Critère d’anormalité rempli en cas de survenance prématurée des troubles auxquels était exposé le patient en l’absence d’opération

Publié le 22/08/22

Un homme, qui présentait une claudication intermittente due à une courte occlusion de l’artère fémorale superficielle droite, a subi, le 20 juin 2012, une chirurgie carotidienne sous anesthésie loco-régionale, réalisée par une chirurgien libérale.

A la suite de l’intervention, le patient est demeuré hémiplégique après la survenue, au cours de l’opération, d’une crise convulsive généralisée.

Il est finalement décédé le 7 novembre 2016.

Son épouse et ses enfants ont alors assigné en responsabilité et indemnisation le chirurgien, son assureur, ainsi que l’Office Nationale d’Indemnisation des Accidents Médicaux, des Affections Iatrogènes et des Infections Nosocomiales (l’ONIAM) et ce, aux cotés des tiers payeurs. 

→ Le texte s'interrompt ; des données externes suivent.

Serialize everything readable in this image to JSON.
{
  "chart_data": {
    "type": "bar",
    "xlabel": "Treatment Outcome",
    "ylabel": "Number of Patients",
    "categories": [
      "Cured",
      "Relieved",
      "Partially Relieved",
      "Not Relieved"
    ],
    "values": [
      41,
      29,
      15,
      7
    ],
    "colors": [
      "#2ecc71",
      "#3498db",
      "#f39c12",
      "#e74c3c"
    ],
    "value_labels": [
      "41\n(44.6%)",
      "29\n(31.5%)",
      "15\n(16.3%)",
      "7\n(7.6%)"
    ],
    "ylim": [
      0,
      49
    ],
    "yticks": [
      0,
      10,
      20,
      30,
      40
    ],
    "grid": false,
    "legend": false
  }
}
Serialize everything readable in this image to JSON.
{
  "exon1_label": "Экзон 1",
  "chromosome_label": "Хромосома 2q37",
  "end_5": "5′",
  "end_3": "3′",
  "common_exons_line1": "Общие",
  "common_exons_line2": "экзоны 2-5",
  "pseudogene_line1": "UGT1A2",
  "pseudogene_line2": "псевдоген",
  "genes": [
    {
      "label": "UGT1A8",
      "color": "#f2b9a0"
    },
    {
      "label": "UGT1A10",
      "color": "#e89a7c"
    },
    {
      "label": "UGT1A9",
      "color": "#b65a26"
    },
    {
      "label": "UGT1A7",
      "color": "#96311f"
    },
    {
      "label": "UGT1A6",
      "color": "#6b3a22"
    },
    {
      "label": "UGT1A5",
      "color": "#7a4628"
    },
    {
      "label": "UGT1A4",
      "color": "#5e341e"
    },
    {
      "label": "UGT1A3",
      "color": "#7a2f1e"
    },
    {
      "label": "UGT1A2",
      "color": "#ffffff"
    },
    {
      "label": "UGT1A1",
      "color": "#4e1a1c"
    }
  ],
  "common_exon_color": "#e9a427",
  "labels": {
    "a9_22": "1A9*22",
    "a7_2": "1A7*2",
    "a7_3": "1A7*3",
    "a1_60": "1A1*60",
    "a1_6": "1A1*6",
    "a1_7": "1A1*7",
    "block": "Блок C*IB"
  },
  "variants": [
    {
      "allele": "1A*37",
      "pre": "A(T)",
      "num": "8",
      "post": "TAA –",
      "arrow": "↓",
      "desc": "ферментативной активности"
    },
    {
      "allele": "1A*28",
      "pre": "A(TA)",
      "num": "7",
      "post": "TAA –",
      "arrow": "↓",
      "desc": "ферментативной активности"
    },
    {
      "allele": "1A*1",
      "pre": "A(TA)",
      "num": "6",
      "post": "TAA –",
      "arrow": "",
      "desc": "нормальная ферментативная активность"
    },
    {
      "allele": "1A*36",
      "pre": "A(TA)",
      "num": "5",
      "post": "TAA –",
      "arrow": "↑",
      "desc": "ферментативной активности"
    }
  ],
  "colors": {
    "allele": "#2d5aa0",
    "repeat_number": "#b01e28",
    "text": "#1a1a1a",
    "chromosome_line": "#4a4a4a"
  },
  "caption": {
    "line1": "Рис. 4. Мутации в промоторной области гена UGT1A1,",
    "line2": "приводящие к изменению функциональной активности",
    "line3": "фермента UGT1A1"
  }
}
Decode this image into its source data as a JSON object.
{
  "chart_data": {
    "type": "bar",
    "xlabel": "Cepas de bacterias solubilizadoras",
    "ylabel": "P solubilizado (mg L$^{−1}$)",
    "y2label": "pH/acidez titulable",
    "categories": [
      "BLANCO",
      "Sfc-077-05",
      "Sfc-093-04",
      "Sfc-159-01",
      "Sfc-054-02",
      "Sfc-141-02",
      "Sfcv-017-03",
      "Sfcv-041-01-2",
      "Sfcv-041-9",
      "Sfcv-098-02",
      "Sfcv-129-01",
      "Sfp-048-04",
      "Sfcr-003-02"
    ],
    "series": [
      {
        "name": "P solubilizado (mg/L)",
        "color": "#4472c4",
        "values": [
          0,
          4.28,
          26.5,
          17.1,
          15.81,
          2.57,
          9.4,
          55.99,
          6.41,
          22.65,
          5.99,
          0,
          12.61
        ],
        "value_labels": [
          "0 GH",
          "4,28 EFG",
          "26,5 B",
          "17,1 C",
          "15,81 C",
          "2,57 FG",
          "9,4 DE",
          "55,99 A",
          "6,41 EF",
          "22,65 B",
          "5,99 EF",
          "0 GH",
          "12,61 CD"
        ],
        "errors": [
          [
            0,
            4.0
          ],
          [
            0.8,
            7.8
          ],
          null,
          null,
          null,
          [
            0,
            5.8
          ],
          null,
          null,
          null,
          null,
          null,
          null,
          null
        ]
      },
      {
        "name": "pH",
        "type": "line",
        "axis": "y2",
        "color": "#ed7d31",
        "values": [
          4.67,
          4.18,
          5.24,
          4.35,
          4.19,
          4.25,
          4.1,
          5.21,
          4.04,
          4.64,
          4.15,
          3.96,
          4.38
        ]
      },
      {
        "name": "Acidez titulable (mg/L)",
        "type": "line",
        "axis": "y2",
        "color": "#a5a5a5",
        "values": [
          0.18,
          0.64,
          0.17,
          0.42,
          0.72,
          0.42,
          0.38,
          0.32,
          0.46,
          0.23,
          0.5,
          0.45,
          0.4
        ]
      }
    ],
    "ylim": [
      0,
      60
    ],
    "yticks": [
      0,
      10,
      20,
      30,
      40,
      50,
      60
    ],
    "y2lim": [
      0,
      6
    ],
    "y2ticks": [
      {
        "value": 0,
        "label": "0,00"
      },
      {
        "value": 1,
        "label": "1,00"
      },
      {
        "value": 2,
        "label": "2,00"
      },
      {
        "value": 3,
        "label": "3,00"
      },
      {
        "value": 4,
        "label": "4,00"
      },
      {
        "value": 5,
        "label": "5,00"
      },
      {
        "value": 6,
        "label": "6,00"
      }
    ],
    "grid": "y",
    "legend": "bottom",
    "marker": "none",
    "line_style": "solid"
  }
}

Par arrêt en date du 22 octobre 2020, la Cour d’appel de PARIS a débouté les ayants droits de leurs demandes.

Pour mettre hors de cause l’ONIAM, la Cour d’appel de PARIS a en effet considéré que le critère d’anormalité n’était pas rempli.

Les ayants droits se sont alors pourvus en cassation à l’encontre de cette décision.

Aux termes de leur pourvoi, ils rappellent que la condition d’anormalité du dommage doit être regardée comme remplie lorsque l’acte médical a entraîné des conséquences notablement plus graves que celles auxquelles le patient était exposé de manière suffisamment probable en l’absence de traitement.

Ils ajoutent que sont anormaux les troubles, entraînés par un acte médical, survenus chez un patient de manière prématurée, alors même que l’intéressé aurait été exposé à long terme à des troubles identiques par l’évolution prévisible de sa pathologie. 

Or, par arrêt en date du 6 avril 2022 (Cour de cassation, Civile 1ère, 6 avril 2022, Pourvoi n°21-12825), la Cour de cassation a fait droit à l’argumentation développée par les ayants droits et censuré l’arrêt rendu par la Cour d’appel de PARIS.

Comme le rappelle la Cour de cassation au visa de l’article L.1142-1 II du Code de la Santé Publique, la condition d’anormalité du dommage doit être regardée comme remplie lorsque l’acte médical a entraîné des conséquences notablement plus graves que celles auxquelles le patient était exposé par sa pathologie de manière suffisamment probable en l’absence de traitement et que, dans le cas contraire, les conséquences de l’acte médical ne peuvent être considérées comme anormales sauf si, dans les conditions où l’acte a été accompli, la survenance du dommage présentait une probabilité faible. 

La Cour de cassation ajoute que les conséquences de l’acte médical peuvent être notablement plus graves que celles auxquelles le patient était exposé par sa pathologie de manière suffisamment probable en l’absence de traitement si les troubles présentés, bien qu’identiques à ceux auxquels il était exposé par l’évolution prévisible de sa pathologie, sont survenus prématurément. Dans ce cas, une indemnisation ne peut être due que jusqu’à la date à laquelle les troubles seraient apparus en l’absence de survenance de l’accident médical.

Or, en l’espèce, la Cour d’appel de PARIS n’avait pas pris en compte le fait que l’intervention avait entraîné de manière prématurée la survenue des troubles auxquels le patient était exposé.

Par conséquent, le critère d’anormalité était rempli en l’espèce et l’ONIAM devait être condamné à indemniser les ayants droits du patient.